Poche verità della nostra religione danno gusto come questa umanissima invenzione dell’Angelo custode. E il considerare che un così gran vicino l’ha il Re quando scrive la legge, seduto sul suo trono, e l’ha il mendicante seduto su la pietra del cimitero a mangiare il pane della carità, è cosa che nobilita la vita, e l’esalta.
La poesia pagana ha fatto appena in tempo a intravvederlo; mail Dèmone, di cui parla Socrate presso Platone, e il Genio dei romani, sono lontani dalla umanità del nostro Angelo custode.
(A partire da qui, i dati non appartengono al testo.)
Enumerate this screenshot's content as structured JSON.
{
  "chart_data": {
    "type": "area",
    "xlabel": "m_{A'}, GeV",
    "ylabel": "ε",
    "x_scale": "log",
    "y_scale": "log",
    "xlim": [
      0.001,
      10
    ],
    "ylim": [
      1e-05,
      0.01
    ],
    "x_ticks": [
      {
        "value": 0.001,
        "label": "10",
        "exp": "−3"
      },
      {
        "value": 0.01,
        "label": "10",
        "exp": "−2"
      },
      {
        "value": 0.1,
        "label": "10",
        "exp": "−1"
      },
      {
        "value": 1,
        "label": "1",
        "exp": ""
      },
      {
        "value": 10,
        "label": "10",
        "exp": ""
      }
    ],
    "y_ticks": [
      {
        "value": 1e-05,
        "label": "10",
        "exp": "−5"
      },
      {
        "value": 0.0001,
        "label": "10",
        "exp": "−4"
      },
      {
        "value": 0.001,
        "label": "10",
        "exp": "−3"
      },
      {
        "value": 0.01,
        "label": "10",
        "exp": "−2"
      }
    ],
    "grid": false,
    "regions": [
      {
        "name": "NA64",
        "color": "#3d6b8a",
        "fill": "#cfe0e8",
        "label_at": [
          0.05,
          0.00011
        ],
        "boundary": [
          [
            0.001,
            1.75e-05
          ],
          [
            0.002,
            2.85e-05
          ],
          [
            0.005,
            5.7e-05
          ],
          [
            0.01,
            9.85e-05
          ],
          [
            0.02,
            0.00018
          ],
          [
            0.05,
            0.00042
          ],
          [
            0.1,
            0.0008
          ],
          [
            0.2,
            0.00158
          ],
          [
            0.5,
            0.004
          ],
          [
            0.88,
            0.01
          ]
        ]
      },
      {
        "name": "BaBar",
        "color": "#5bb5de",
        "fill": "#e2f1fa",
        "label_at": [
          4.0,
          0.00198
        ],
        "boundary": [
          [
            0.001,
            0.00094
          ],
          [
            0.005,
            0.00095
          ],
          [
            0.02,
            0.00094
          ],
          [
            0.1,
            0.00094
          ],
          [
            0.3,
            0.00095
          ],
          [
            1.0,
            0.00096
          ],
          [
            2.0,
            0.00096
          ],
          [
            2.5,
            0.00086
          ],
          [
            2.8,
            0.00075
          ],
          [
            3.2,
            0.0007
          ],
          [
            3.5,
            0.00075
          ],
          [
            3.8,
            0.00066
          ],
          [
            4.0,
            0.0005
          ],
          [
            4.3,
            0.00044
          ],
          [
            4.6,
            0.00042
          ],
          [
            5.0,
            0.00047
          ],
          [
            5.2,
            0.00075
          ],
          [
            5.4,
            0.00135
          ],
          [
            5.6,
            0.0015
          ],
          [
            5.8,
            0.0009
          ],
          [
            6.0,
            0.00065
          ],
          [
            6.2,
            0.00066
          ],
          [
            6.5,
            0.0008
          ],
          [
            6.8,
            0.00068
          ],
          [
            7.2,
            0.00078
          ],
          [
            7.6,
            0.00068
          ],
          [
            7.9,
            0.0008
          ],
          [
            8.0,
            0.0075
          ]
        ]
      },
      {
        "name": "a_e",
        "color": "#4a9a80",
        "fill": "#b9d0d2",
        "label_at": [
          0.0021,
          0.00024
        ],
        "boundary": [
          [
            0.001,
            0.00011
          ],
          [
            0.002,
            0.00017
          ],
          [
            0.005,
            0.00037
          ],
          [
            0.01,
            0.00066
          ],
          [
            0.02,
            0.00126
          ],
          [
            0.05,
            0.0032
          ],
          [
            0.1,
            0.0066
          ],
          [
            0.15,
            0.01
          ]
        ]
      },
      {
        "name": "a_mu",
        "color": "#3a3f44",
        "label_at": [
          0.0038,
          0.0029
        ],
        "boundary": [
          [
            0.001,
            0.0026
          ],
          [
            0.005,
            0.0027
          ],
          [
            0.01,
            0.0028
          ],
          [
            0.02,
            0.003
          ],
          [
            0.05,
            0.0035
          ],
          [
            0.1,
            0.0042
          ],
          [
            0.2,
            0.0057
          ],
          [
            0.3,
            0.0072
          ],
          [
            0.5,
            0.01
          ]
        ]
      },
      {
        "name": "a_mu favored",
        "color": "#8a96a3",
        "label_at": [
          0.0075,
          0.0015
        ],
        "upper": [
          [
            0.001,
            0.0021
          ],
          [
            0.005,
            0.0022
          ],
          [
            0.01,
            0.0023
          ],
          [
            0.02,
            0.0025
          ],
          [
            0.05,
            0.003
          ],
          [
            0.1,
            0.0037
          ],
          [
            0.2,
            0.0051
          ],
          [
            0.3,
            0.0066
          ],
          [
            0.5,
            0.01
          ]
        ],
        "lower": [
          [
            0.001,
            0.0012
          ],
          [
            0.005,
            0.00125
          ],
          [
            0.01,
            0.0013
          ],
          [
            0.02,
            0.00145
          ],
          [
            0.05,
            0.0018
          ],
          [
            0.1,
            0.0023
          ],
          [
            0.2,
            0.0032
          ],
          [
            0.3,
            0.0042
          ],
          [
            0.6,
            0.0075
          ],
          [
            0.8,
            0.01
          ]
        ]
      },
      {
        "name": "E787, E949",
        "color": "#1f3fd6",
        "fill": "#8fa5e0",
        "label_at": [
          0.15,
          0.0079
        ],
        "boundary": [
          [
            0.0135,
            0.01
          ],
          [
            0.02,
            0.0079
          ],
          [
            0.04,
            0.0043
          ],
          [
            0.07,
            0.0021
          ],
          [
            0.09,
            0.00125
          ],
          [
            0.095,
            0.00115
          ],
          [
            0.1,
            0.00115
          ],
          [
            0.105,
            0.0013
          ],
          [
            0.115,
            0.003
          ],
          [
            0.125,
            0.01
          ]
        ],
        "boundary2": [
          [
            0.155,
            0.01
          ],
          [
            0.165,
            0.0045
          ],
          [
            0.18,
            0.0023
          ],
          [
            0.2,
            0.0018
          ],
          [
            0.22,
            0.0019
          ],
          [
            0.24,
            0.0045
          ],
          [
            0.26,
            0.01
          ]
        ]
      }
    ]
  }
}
La Bibbia è piena di questi messaggeri alati, e le sue pagine trasaliscono dei loro brividi luminosi.
Bello quel passo del Vangelo dove si discorre dei fanciulli, che non bisogna scandalizzarli perché i loro Angeli vedono il Signore faccia a faccia. Non si poteva inventare un modo migliore per dare il senso di riverenza che si deve al fanciullo.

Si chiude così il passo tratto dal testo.